Working together to transition freshmen & transform schools from the bottom up!
A year or so ago I had the opportunity to make a couple of trips to Portland, Oregon to work with the faculty and staff of David Douglas High School, Oregon's largest high school. They wanted to build a Freshman Transition program. Some of their faculty members had joined this site and had also read my book, The Ninth Grade Opportunity. They decided that they wanted to build a transition program that utilized a team approach and that addressed the essential components of transition.
Recently, their program coordinator, Maureen Utz, sent me the following thoughts in an email. I felt they were worth sharing here on her behalf as I'm sure some of you can identify with what they have experienced.
As you know, DDHS did a lot of consideration when researching and deciding upon our model. It continues to evolve and we hope to have a wrap-around 10th grade Academy to further support those students struggling after Freshman Academy. Our model is departmentalized, and currently has science, math and English teachers. We added our second Academy this past fall to support a broader spectrum of 9th graders (we have over 850 students entering).
One problem we have is that by delineating between pre-Alg kids and Alg kids we have inadvertently created a "challenged" academy versus a grade-level academy. We hope to rectify this by using health, English and science in future years. This delineation has also caused some staffing issues as being on the "challenged" team can be viewed as a more difficult assignment. We don't want there to be stigimitazation amongst academies.
There has been a little push back from other 9th grade teachers, primarily due to the fact that their loads did increase a bit with the Academies. Due to our budget situation, our school was forced to absorb 31 positions that were eliminated last year, making core classes large at about 40 to 50. Some electives have 60 or more. Any further burdens are extremely painful for teachers.
Despite these challenges, we have had success. Our student performance within the academy was improved over the general 9th grade population.

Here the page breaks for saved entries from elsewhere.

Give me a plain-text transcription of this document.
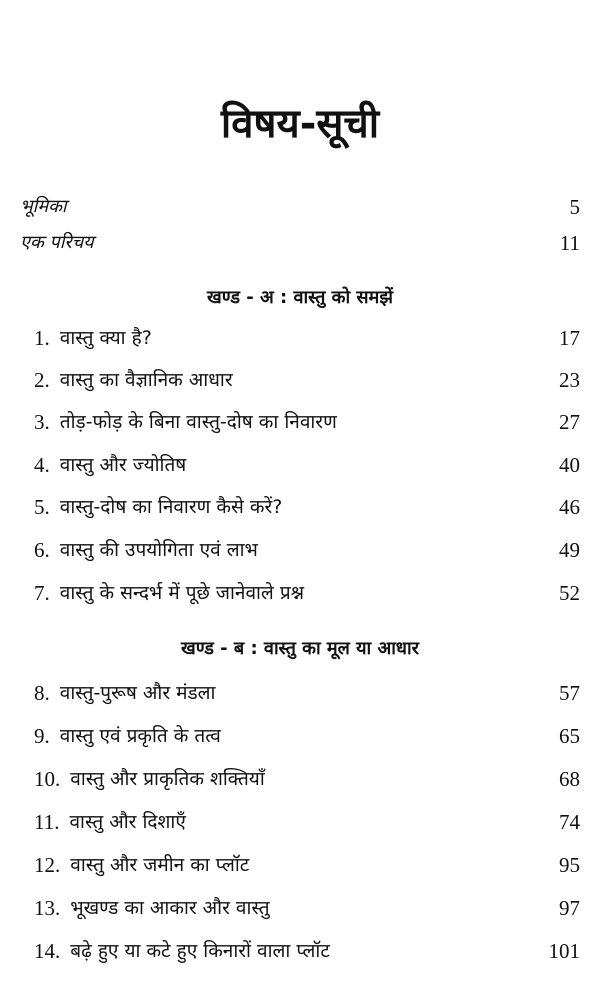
विषय-सूची
भूमिका	5
एक परिचय	11
खण्ड - अ : वास्तु को समझें
1. वास्तु क्या है?	17
2. वास्तु का वैज्ञानिक आधार	23
3. तोड़-फोड़ के बिना वास्तु-दोष का निवारण	27
4. वास्तु और ज्योतिष	40
5. वास्तु-दोष का निवारण कैसे करें?	46
6. वास्तु की उपयोगिता एवं लाभ	49
7. वास्तु के सन्दर्भ में पूछे जानेवाले प्रश्न	52
खण्ड - ब : वास्तु का मूल या आधार
8. वास्तु-पुरूष और मंडला	57
9. वास्तु एवं प्रकृति के तत्व	65
10. वास्तु और प्राकृतिक शक्तियाँ	68
11. वास्तु और दिशाएँ	74
12. वास्तु और जमीन का प्लॉट	95
13. भूखण्ड का आकार और वास्तु	97
14. बढ़े हुए या कटे हुए किनारों वाला प्लॉट	101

Students had better attendance, overall GPA, generally earned 6.0 credits (a marker related to on-time graduation) and had fewer behavioral incidents. We will watch them throughout their 10th grade to see if their 9th grade experience carries forward.
The departmental academy fit us best, as it is embedded without further personnel costs. Teams have been carefully chosen, but with a sense that flexibility and an ability to "opt out" may occur. The Smaller Learning Community grant expires at the end of this year, therefore, any further sponsoring or underwriting is uncertain at this point. Of course, the federal fiscal issues continue to be up-in-the-air, making any further grants very uncertain.
Anyway, we continue to talk about, listen and react to our parents, students and teachers. We hope the model will continue.